Magainins are a class of naturally occurring cationic peptides found in animals and have broad-spectrum antimicrobial activity through their interactions with anionic phospholipids of microbial cells, which result in disruption of the cell membranes (2, 6). MSI-78 is a 22-residue magainin analog that is being developed for use as a topical antimicrobial agent (1, 2, 6). In vivo studies have demonstrated a 5-log reduction in numbers of Pseudomonas aeruginosa organisms in swine skin wounds (5) and a 4-log reduction of perineal skin flora on human skin (3) following topical application of MSI-78. Two phase III clinical trials of MSI-78 have been completed for the treatment of infected diabetic foot ulcers. These trials were equivalency trials with orally administered ofloxacin as the comparator drug. MSI-78 applied topically was found to be statistically equivalent to orally administered ofloxacin with respect to clinical resolution of infection (3a).
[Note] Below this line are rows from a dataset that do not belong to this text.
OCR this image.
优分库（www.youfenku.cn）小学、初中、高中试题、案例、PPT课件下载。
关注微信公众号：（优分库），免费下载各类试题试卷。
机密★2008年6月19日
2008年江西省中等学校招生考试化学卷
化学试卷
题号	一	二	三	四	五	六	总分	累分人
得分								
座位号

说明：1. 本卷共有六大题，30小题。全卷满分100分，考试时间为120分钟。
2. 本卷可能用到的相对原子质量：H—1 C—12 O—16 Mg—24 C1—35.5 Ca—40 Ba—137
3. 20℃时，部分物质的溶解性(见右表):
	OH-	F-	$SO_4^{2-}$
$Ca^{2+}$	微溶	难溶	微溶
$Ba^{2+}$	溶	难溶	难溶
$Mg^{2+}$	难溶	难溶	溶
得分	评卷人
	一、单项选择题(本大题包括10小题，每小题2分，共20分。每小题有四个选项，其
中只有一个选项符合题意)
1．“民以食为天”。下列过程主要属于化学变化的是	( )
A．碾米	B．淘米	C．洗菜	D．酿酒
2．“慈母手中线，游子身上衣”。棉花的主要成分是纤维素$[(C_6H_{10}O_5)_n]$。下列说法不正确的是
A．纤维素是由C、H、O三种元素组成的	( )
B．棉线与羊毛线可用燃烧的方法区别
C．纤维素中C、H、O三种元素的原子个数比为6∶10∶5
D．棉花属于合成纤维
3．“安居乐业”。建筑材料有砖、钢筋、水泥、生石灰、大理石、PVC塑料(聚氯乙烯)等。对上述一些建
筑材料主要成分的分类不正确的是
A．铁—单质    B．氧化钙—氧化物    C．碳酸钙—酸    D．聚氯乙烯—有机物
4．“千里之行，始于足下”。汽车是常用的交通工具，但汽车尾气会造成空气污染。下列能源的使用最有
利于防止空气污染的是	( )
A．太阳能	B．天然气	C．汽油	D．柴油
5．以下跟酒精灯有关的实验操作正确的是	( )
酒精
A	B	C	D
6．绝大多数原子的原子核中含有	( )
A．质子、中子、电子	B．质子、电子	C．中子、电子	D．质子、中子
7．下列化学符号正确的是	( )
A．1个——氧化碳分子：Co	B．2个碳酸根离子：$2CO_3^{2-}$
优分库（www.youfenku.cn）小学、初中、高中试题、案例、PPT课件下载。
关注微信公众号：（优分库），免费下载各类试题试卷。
The present study was designed to compare the in vitro antimicrobial activity of MSI-78 with those of ofloxacin and other antimicrobial agents against a wide variety of aerobic and anaerobic bacteria and yeasts.
MATERIALS AND METHODS
Preliminary study.
Because of the cationic nature of MSI-78, a variety of different media and incubation atmospheres were employed to test the susceptibility of 10 strains of Staphylococcus aureus to MSI-78 (see Table 1). Test procedures otherwise followed those outlined by the National Committee for Clinical Laboratory Standards (NCCLS) for broth microdilution and agar dilution (7).
TABLE 1.
MICs of MSI-78 for 10 S. aureus strains tested in different media and incubation conditions
| Test medium | Incubation conditions | Geometric mean MIC (μg/ml) |
|---|---|---|
| MHa broth (unsupplemented) | Air | 17.1 |
| MH broth + 2–3% lysed horse blood | Air | 34.3 |
| MH broth + 2–3% lysed horse blood | 5% CO2 in air | 84.4 |
| CAMHBb | Air | 19.7 |
| CAMHB + 2–3% lysed horse blood | Air | 48.5 |
| CAMHB + 2–3% lysed horse blood | 5% CO2 in air | 97.0 |
| MH agar | Air | ≥128 |
| MH agar + 2–3% lysed horse blood | 5% CO2 in air | ≥128 |
| CAMHB + 1% agarose | Air | 0.32 |
| CAMHB + 1% agarose | 5% CO2 in air | 1.52 |
| CAMHB + 1% agarose + 2–3% lysed horse blood | 5% CO2 in air | ≥128 |
| CAMHB + 1% agarose + HTMc supplements | 5% CO2 in air | 64 |
| GC agar + XV supplementsd | 5% CO2 in air | ≥128 |
| Wilkins-Chalgren agar | Anaerobic | ≥128 |
MH, Mueller-Hinton.
CAMHB, cation-adjusted Mueller-Hinton broth.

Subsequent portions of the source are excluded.